I have long adored the sound of the saxophone. I associate the start of my infatuation with first hearing the Glazunov concerto, the prominent sax part in the Rachmaninov Symphonic Dances and later encountering John Harle in a TV broadcast of Nyman’s Where the Bee Dances.
 
There are now quite a few saxophone anthologies and Claude Delange now adds valuably to that line-up with this new mix of French familiars and discoveries.
 
The flighty Ibert has a  pleasing grate and rasp and is done with zest and enchanting languor. Tomasi is amongst my long list of composers to recommend. His concerto is sultry, warm-breathed, slightly sinister, fluent and devilishly jazzy. It's in two movements like the Ibert. I recommend further Tomasi recording projects and hope that he will be accorded whole discs in future collections. He is a fascinating composer and while there is a Mediterranean aspect to his music he also wrote provocative pieces celebrating the French love affair with the Far East.

I am no purist and am pleased to welcome the Ravel Pavane in an adaptation by Tami Nodaira. It is lovingly done although it could here have benefited from a slower more caressing performance. Beyond criticism, however, is the quiet volume which is magically sustained and much the same can be said of Maurice's lovely second movement of the suite - the Cansoun per ma mio.

Paule Maurice is little known. Her light-on-the-palate Provencal suite radiates warmth and glows with southern colours. It is not without bubbling humour and breathtaking poetry especially in the atmospheric Dis Alyscamps. The movements are: I. Farandoulo di Chatouno 2:23; II. Cansoun per ma mio 1:55; III. La Boumanio 1:06; IV. Dis Alyscamps, l’amo souspire 5:28; V. Lou Cabridan 3:28.

Florent Schmitt
has attracted the record companies and over the last year there have been several piano collections and most recently the Hyperion choral-orchestral CD. I impatiently await the first commercial recording of his major work for cello and orchestra: Introit, Recit et Congé. His Légende has none of the stage grandeur of his big choral pieces. This Orientally mysterious reflection has more to do with Koechlin’s orchestral fantasy Les Heures Persanes. There is little in the way of overt display although there are some transitory volcanic moments as at 5:43 and a brief flourish at 10:10. It is undemonstrative and pensive rather like Holst's Lyric movement for viola and orchestra. In fact Légende also exists in a version for viola and orchestra which was recorded years ago on Cybélia CY816.
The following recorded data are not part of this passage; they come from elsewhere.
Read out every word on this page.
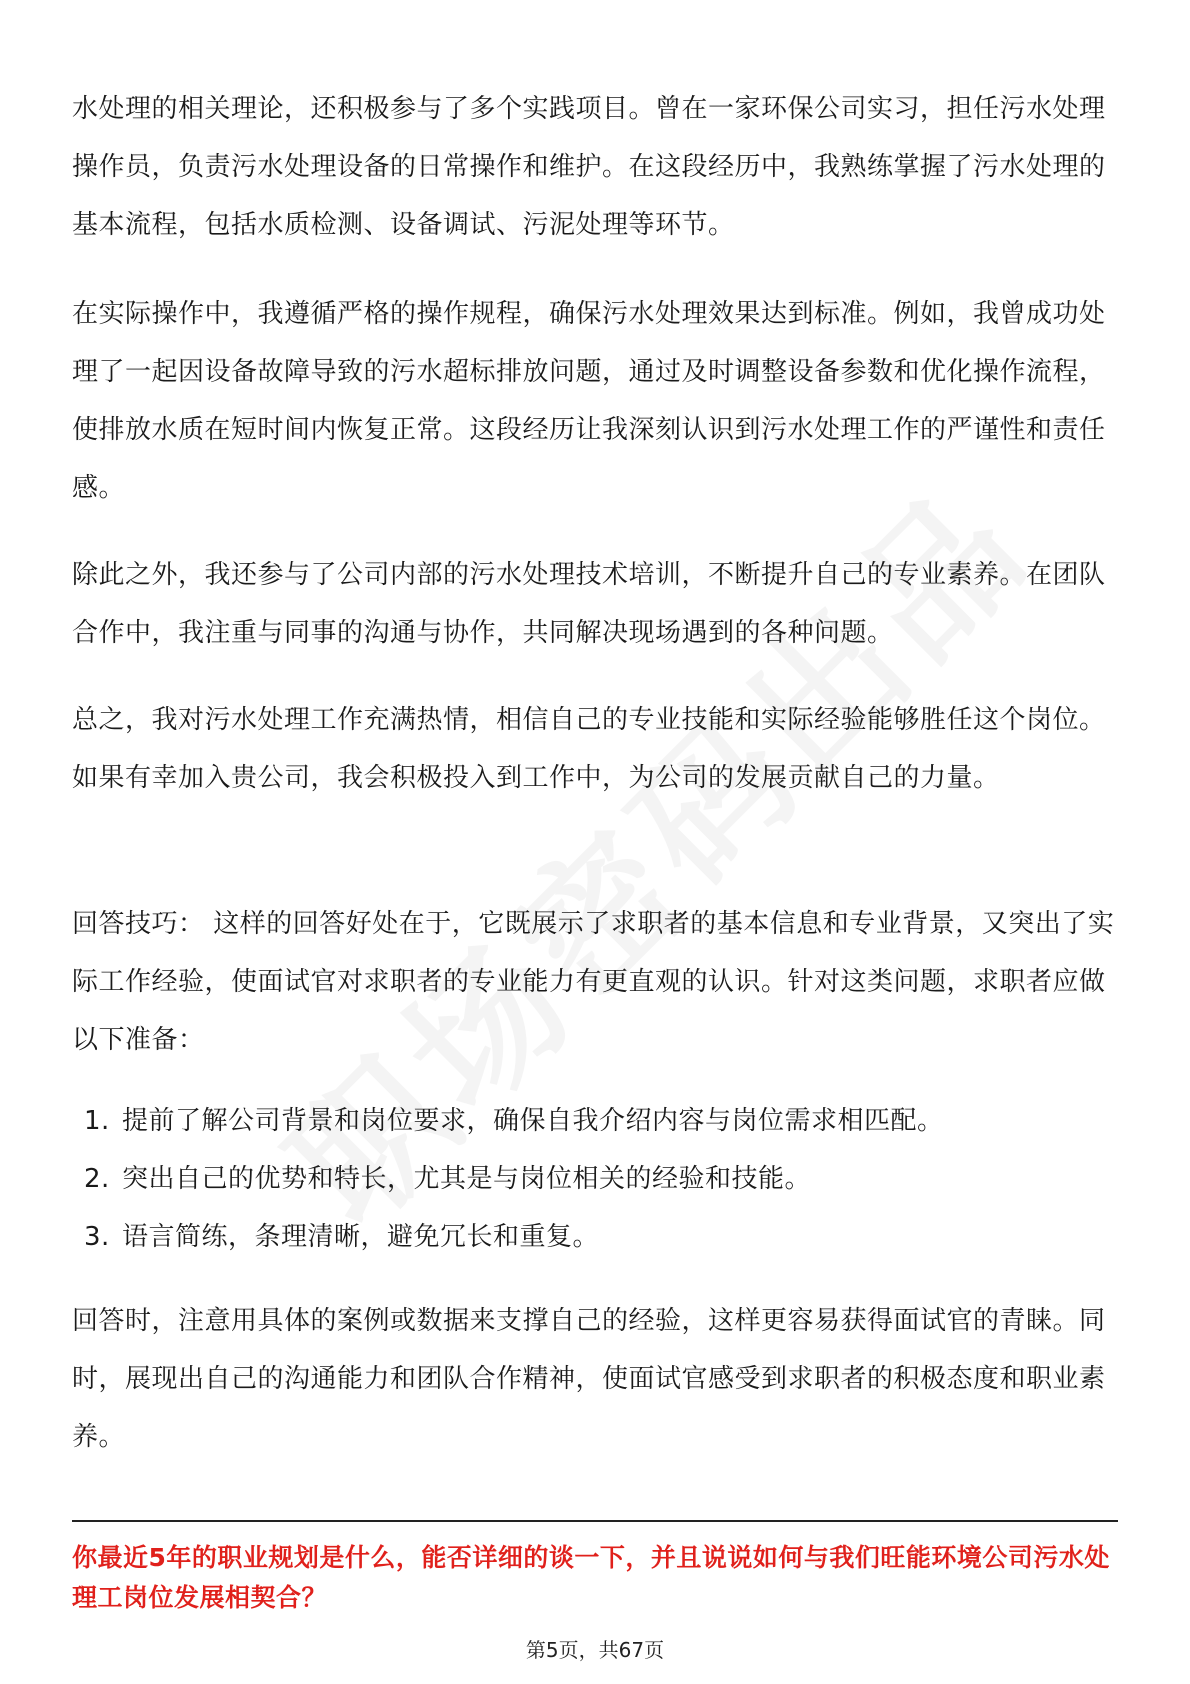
水处理的相关理论，还积极参与了多个实践项目。曾在一家环保公司实习，担任污水处理操作员，负责污水处理设备的日常操作和维护。在这段经历中，我熟练掌握了污水处理的基本流程，包括水质检测、设备调试、污泥处理等环节。

在实际操作中，我遵循严格的操作规程，确保污水处理效果达到标准。例如，我曾成功处理了一起因设备故障导致的污水超标排放问题，通过及时调整设备参数和优化操作流程，使排放水质在短时间内恢复正常。这段经历让我深刻认识到污水处理工作的严谨性和责任感。

除此之外，我还参与了公司内部的污水处理技术培训，不断提升自己的专业素养。在团队合作中，我注重与同事的沟通与协作，共同解决现场遇到的各种问题。

总之，我对污水处理工作充满热情，相信自己的专业技能和实际经验能够胜任这个岗位。如果有幸加入贵公司，我会积极投入到工作中，为公司的发展贡献自己的力量。

回答技巧： 这样的回答好处在于，它既展示了求职者的基本信息和专业背景，又突出了实际工作经验，使面试官对求职者的专业能力有更直观的认识。针对这类问题，求职者应做以下准备：

1. 提前了解公司背景和岗位要求，确保自我介绍内容与岗位需求相匹配。
2. 突出自己的优势和特长，尤其是与岗位相关的经验和技能。
3. 语言简练，条理清晰，避免冗长和重复。

回答时，注意用具体的案例或数据来支撑自己的经验，这样更容易获得面试官的青睐。同时，展现出自己的沟通能力和团队合作精神，使面试官感受到求职者的积极态度和职业素养。

你最近5年的职业规划是什么，能否详细的谈一下，并且说说如何与我们旺能环境公司污水处理工岗位发展相契合？

第5页，共67页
The Milhaud Scaramouche (I. Vif 2:52; II. Modéré 3:59; III. Brazileira 2:20) is drawn from the music he wrote for Molière's play The Fleet-Footed Doctor. The music positively gurgles and bubbles with uproarious good spirits though more tempered writing can be heard in the Modéré middle movement. Delangle and Lan Shui guide us colourfully and not too breathlessly through the final leisurely rumba Brazileira.
 
Notes and presentation are spot-on except that I would have liked to have had more to read about Paule Maurice.